TechFinitive joined the UK launch of the Lenovo Yoga Pro 9i (Gen 8), where we had a chance to play with the top-of-the-range laptop. One of Lenovo’s product managers talks us through the key features in the video below.
As mentioned above, it’s the display that stands out. You can choose between 14.5in and 16in versions, with mini LED technology available in both (there’s also a standard LCD version, so be careful which you choose).
Both mini LED panels offer a 165Hz refresh rate and a peak brightness of 1,200 nits, with superb levels of detail. Lenovo packs 3,200 x 2,000 pixels into the 16in version and 3,072 x 1,920 into the 14.5in panel.
There’s good news for film lovers, too, as it supports Dolby Vision and promises to cover 100% of the DCI-P3 gamut. Lenovo also claims 100% coverage of the Adobe RGB colour space.

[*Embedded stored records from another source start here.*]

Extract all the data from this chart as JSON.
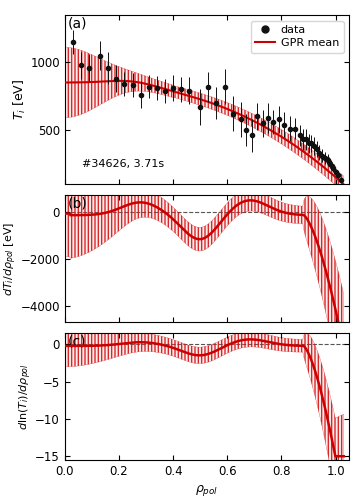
{
  "title_a": "(a)",
  "title_b": "(b)",
  "title_c": "(c)",
  "annotation": "#34626, 3.71s",
  "xlabel": "\\rho_pol",
  "ylabel_a": "T_i [eV]",
  "ylabel_b": "dT_i/d\\rho_pol [eV]",
  "ylabel_c": "dln(T_i)/d\\rho_pol",
  "legend_data": "data",
  "legend_gpr": "GPR mean",
  "xlim": [
    0,
    1.05
  ],
  "ylim_a": [
    100,
    1350
  ],
  "ylim_b": [
    -4700,
    700
  ],
  "ylim_c": [
    -15.5,
    1.5
  ],
  "yticks_a": [
    500,
    1000
  ],
  "yticks_b": [
    0,
    -2000,
    -4000
  ],
  "yticks_c": [
    0,
    -5,
    -10,
    -15
  ],
  "xticks": [
    0,
    0.2,
    0.4,
    0.6,
    0.8,
    1.0
  ],
  "line_color": "#cc0000",
  "fill_color": "#ff8888",
  "data_color": "#111111",
  "background_color": "#ffffff"
}
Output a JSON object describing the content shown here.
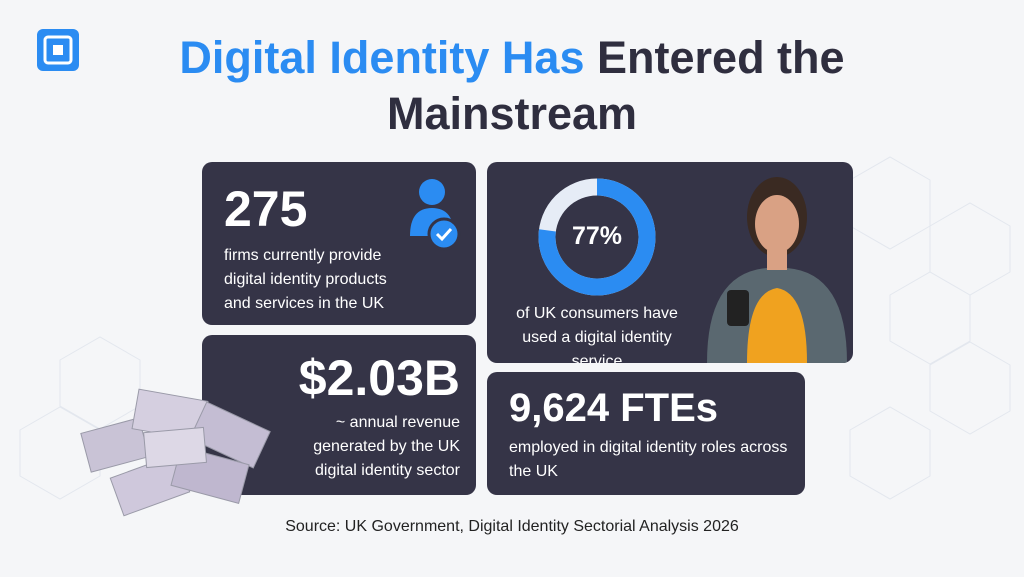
{
  "title": {
    "highlight": "Digital Identity Has",
    "rest": "Entered the Mainstream"
  },
  "stats": [
    {
      "value": "275",
      "text": "firms currently provide digital identity products and services in the UK"
    },
    {
      "value": 77,
      "value_label": "77%",
      "text": "of UK consumers have used a digital identity service"
    },
    {
      "value": "$2.03B",
      "text": "~ annual revenue generated by the UK digital identity sector"
    },
    {
      "value": "9,624 FTEs",
      "text": "employed in digital identity roles across the UK"
    }
  ],
  "source": "Source: UK Government, Digital Identity Sectorial Analysis 2026"
}
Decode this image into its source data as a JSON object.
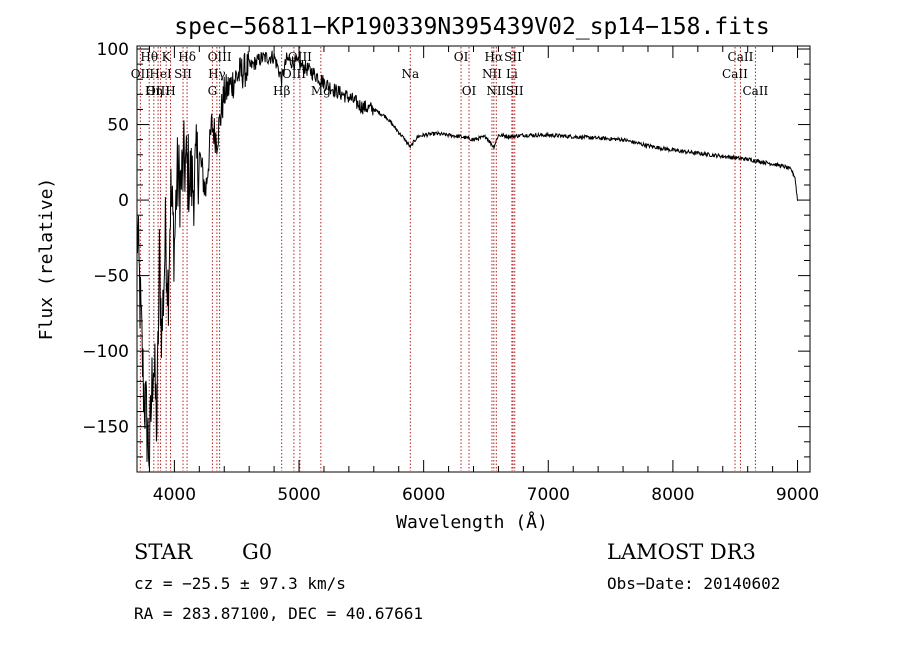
{
  "chart_data": {
    "type": "line",
    "title": "spec−56811−KP190339N395439V02_sp14−158.fits",
    "xlabel": "Wavelength (Å)",
    "ylabel": "Flux (relative)",
    "xlim": [
      3700,
      9100
    ],
    "ylim": [
      -180,
      102
    ],
    "xticks": [
      4000,
      5000,
      6000,
      7000,
      8000,
      9000
    ],
    "xtick_labels": [
      "4000",
      "5000",
      "6000",
      "7000",
      "8000",
      "9000"
    ],
    "yticks": [
      100,
      50,
      0,
      -50,
      -100,
      -150
    ],
    "ytick_labels": [
      "100",
      "50",
      "0",
      "−50",
      "−100",
      "−150"
    ],
    "grid": false,
    "series": [
      {
        "name": "flux",
        "x": [
          3700,
          3750,
          3800,
          3830,
          3860,
          3880,
          3900,
          3930,
          3950,
          3970,
          4000,
          4020,
          4050,
          4080,
          4100,
          4150,
          4200,
          4250,
          4300,
          4340,
          4400,
          4500,
          4600,
          4700,
          4800,
          4861,
          4900,
          5000,
          5100,
          5200,
          5300,
          5400,
          5500,
          5600,
          5700,
          5800,
          5850,
          5893,
          5950,
          6000,
          6100,
          6200,
          6300,
          6400,
          6500,
          6563,
          6600,
          6700,
          6800,
          7000,
          7200,
          7400,
          7600,
          7800,
          8000,
          8200,
          8400,
          8600,
          8800,
          8900,
          8950,
          8980,
          9000
        ],
        "y": [
          -15,
          -120,
          -170,
          -100,
          -150,
          -40,
          -90,
          -20,
          -60,
          5,
          -30,
          15,
          10,
          25,
          20,
          10,
          30,
          5,
          50,
          40,
          70,
          82,
          88,
          94,
          95,
          80,
          93,
          90,
          85,
          78,
          72,
          68,
          62,
          60,
          55,
          45,
          40,
          35,
          42,
          43,
          44,
          43,
          42,
          40,
          42,
          35,
          43,
          42,
          43,
          43,
          42,
          41,
          40,
          36,
          33,
          31,
          29,
          27,
          24,
          22,
          20,
          15,
          0
        ]
      }
    ],
    "line_markers": [
      {
        "label": "Hθ",
        "x": 3798,
        "row": 1
      },
      {
        "label": "OII",
        "x": 3727,
        "row": 2
      },
      {
        "label": "OIII",
        "x": 3869,
        "row": 3
      },
      {
        "label": "Hη",
        "x": 3835,
        "row": 3
      },
      {
        "label": "K",
        "x": 3934,
        "row": 1
      },
      {
        "label": "HeI",
        "x": 3889,
        "row": 2
      },
      {
        "label": "SII",
        "x": 4069,
        "row": 2
      },
      {
        "label": "H",
        "x": 3969,
        "row": 3
      },
      {
        "label": "Hδ",
        "x": 4102,
        "row": 1
      },
      {
        "label": "OIII",
        "x": 4363,
        "row": 1
      },
      {
        "label": "Hγ",
        "x": 4341,
        "row": 2
      },
      {
        "label": "G",
        "x": 4305,
        "row": 3
      },
      {
        "label": "OIII",
        "x": 5007,
        "row": 1
      },
      {
        "label": "OIII",
        "x": 4959,
        "row": 2
      },
      {
        "label": "Hβ",
        "x": 4861,
        "row": 3
      },
      {
        "label": "Mg",
        "x": 5175,
        "row": 3
      },
      {
        "label": "Na",
        "x": 5893,
        "row": 2
      },
      {
        "label": "OI",
        "x": 6300,
        "row": 1
      },
      {
        "label": "OI",
        "x": 6364,
        "row": 3
      },
      {
        "label": "Hα",
        "x": 6563,
        "row": 1
      },
      {
        "label": "SII",
        "x": 6717,
        "row": 1
      },
      {
        "label": "NII",
        "x": 6548,
        "row": 2
      },
      {
        "label": "Li",
        "x": 6708,
        "row": 2
      },
      {
        "label": "NII",
        "x": 6583,
        "row": 3
      },
      {
        "label": "SII",
        "x": 6731,
        "row": 3
      },
      {
        "label": "CaII",
        "x": 8542,
        "row": 1
      },
      {
        "label": "CaII",
        "x": 8498,
        "row": 2
      },
      {
        "label": "CaII",
        "x": 8662,
        "row": 3
      }
    ]
  },
  "info": {
    "object_class": "STAR",
    "subclass": "G0",
    "redshift": "cz = −25.5 ± 97.3 km/s",
    "coords": "RA = 283.87100, DEC =  40.67661",
    "survey": "LAMOST DR3",
    "obs_date": "Obs−Date: 20140602"
  }
}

Read our take on the latest Lenovo workstations, released in partnership with Aston Martin
Lenovo Yoga Pro 9i: key specs, price and availability
Both laptops are aimed at more demanding users, a fact reflected by the price and the internals. The cheapest models will start at €1,699 inc VAT (we await non-Euro prices), and that will include a Core i7-13705H processor, Nvidia RTX 4050 graphics and the LCD screen.
The Yoga Pro 9i will go on sale in May 2023.
We expect to see Intel’s powerful Core i9-13905H in top-end models, along with 1TB PCIe Gen4 SSDs and RTX 4070 graphics. It also includes up to 64GB of memory, with 16GB the starting point.
With a 75Whr battery inside, we hope for between eight and ten hours of life. The 14.5in model is substantially lighter: 1.7kg versus 2.2kg for its big brother. Both measure around 18mm at their slimmest point.
First thoughts on the Yoga Pro 9i
To misquote Jerry Maguire, show me the screen. I’m already a big fan of mini LED technology, having seen it in a handful of laptops but more potently in this 27in Philips monitor. As I wrote in my review, which you can find in the current issue of PC Pro, it genuinely made me say “ooh” when I watched a nature documentary on it. Colours pop.
I was impressed by what I saw at the product launch, but now I want to get a unit in for a proper, detailed test. Can it live up to Lenovo’s ambitious claims for colour coverage? How will the screen affect battery life? These are the questions I need answered.
Another question concerns how well Lenovo can keep the components cool. A slim chassis and high-end graphics chips don’t always make for a happy coupling, so can this machine keep working at full pelt for long enough to satisfy gamers and creatives alike?
While I have questions, I’m genuinely excited by Lenovo Yoga Pro 9i. It’s part of a new breed of powerful workstation/gaming machines in a chassis that won’t weigh you down. Bring it on!